What if some guy ( perhaps a politically correct tree hugger under the Hillary Clinton administration) took a 1970 Chevelle SS LS-6, 4-speed car and inserted the Hyundai 1.4 front wheel drive as a conversion because he wanted _GAS_ mileage as he drove the car, how would you feel about it? I know I'd be snatching the keys out of that man's hand and never give them back while my buddies held him down and we had a roll-back load his car and hid it from him, never to be seen by him again. I might also put a GPS on him, you know, one of those military injectable devices, so we could always track this guy to ensure he never ever purchases another muscle car with the intentions of making it a gas mileage car. What if he got his hands on a 426 Hemi Superbird or ZL-1 Corvette????? :banghead: 

We have a whole discussion on the topic available to read if you car to. :thumbsup:


----------



## 1964SS (Dec 2, 2015)

Hyundai? come on now, you can't use such an uncool motor as a comparison. :smile3: I'll have to find that discussion now. I'm sure it's a great read.


----------



## Goat Roper (Oct 28, 2014)

1964SS said:


> Hyundai? come on now, you can't use such an uncool motor as a comparison. :smile3: I'll have to find that discussion now. I'm sure it's a great read.


At least go period correct and use an engine out of a Simca.
My buddy has a '54 Ford PU with a Buick Nailhead in it.
Yup, it's a Fuick.
:wink3:


----------



## PontiacJim (Dec 29, 2012)

1964SS said:


> Hyundai? come on now, you can't use such an uncool motor as a comparison. :smile3: I'll have to find that discussion now. I'm sure it's a great read.



Ah ha!! I think my reply hit home and in a mere moment of time you got that queasy, nauseous, bowel tightening image of a foreign Hyundai engine sitting between the frame rails of a great supercar........and reacted to take computer in hand and say BLASPHEMY PontiacJim! LOL See, its all in the eye of the beholder what is cool or uncool and an LS engine is an uncool motor in any Pontiac as compared to a Pontiac engine in a Pontiac as long as my eye is beholding. :bannana:


----------



## 1964SS (Dec 2, 2015)

So where is this thread you're talking about located?
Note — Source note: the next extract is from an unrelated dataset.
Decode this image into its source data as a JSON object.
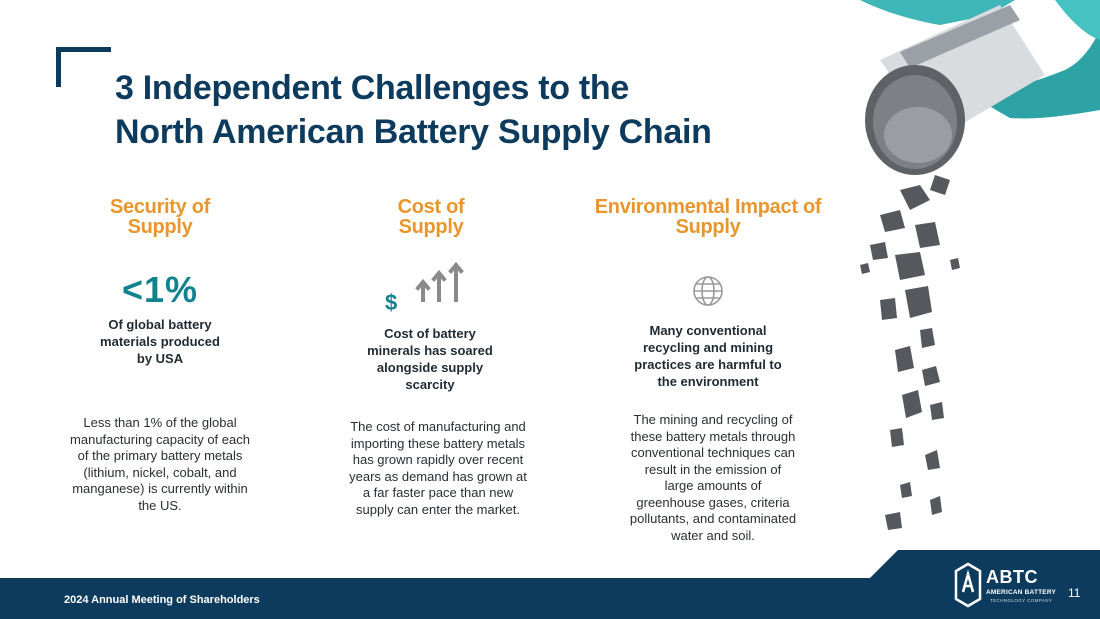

I can't seem to find it.


----------



## PontiacJim (Dec 29, 2012)

1964SS said:


> So where is this thread you're talking about located? I can't seem to find it.


It is a Sticky. Look under *1964-1974 Tempest, Lemans & GTO Complete Engine Compartment Discussion* 

Top of the page: *Sticky: LS Swap to Early GTO - MY OPINION*


----------



## Jared (Apr 19, 2013)

You should have warned him before he read that post that there are some angry people in there.

The Hyundai motor is a far stretch and would be uncool because of what it is. I have seen a couple hot rods with non-traditional engines that I thought were cool just because of how different they were. Those being a Model A hot rod with a Buick T-type turbo 6 and the other being a mid 30's Plymouth coupe with an old Datsun inline six (the one with the three Webber carbs). At least in both those cases, the engines used had way more power than what was originally under the hood.


----------



## PontiacJim (Dec 29, 2012)

Jared said:


> You should have warned him before he read that post that there are some angry people in there.
> 
> The Hyundai motor is a far stretch and would be uncool because of what it is. I have seen a couple hot rods with non-traditional engines that I thought were cool just because of how different they were. Those being a Model A hot rod with a Buick T-type turbo 6 and the other being a mid 30's Plymouth coupe with an old Datsun inline six (the one with the three Webber carbs). At least in both those cases, the engines used had way more power than what was originally under the hood.


Oh ya, hot rods are open to any engine selection. See all kinds of different ideas at the shows I go to. But........I don't feel that Muscle Cars have quite hit the earmark of "hot rods" yet. It'll happen at some point, but in the meantime, inserting certain engines into muscle cars is blasphemy. As much as I love the 426 Hemi, I just can't picture it nestled between the frame rails of my '68 Lemans even if I had one. I would have to find a Mopar body OR hot rod (1941 Willys Coupe for me) where it would find its home just as equally accepted. :thumbsup:


----------



## Goat Roper (Oct 28, 2014)

What would you put in this Jim?


----------



## RT-1 (Mar 21, 2012)

Here's a good translation sheet for those number matched barn finds.


Sent from AutoGuide.com Free App


----------



## Hallett Dave (Apr 29, 2016)

Goat Roper said:


> What would you put in this Jim?


I can't get the pic to enlarge. 
Is that an old REO?
No matter what it is, how about stabbing a Poncho 326 OHC in that classic old work truck. :smile3:
That would be different.:wink3:


----------



## Jared (Apr 19, 2013)

" What would you put in this Jim?"

I would consider that to be a potential hot rod. Anything other than a SBC. Late model Diesel if it would fit. Picture that with 800 ft lb of torque.

Also, curious what it is. I'm not too familiar with old military stuff. Very cool truck.


----------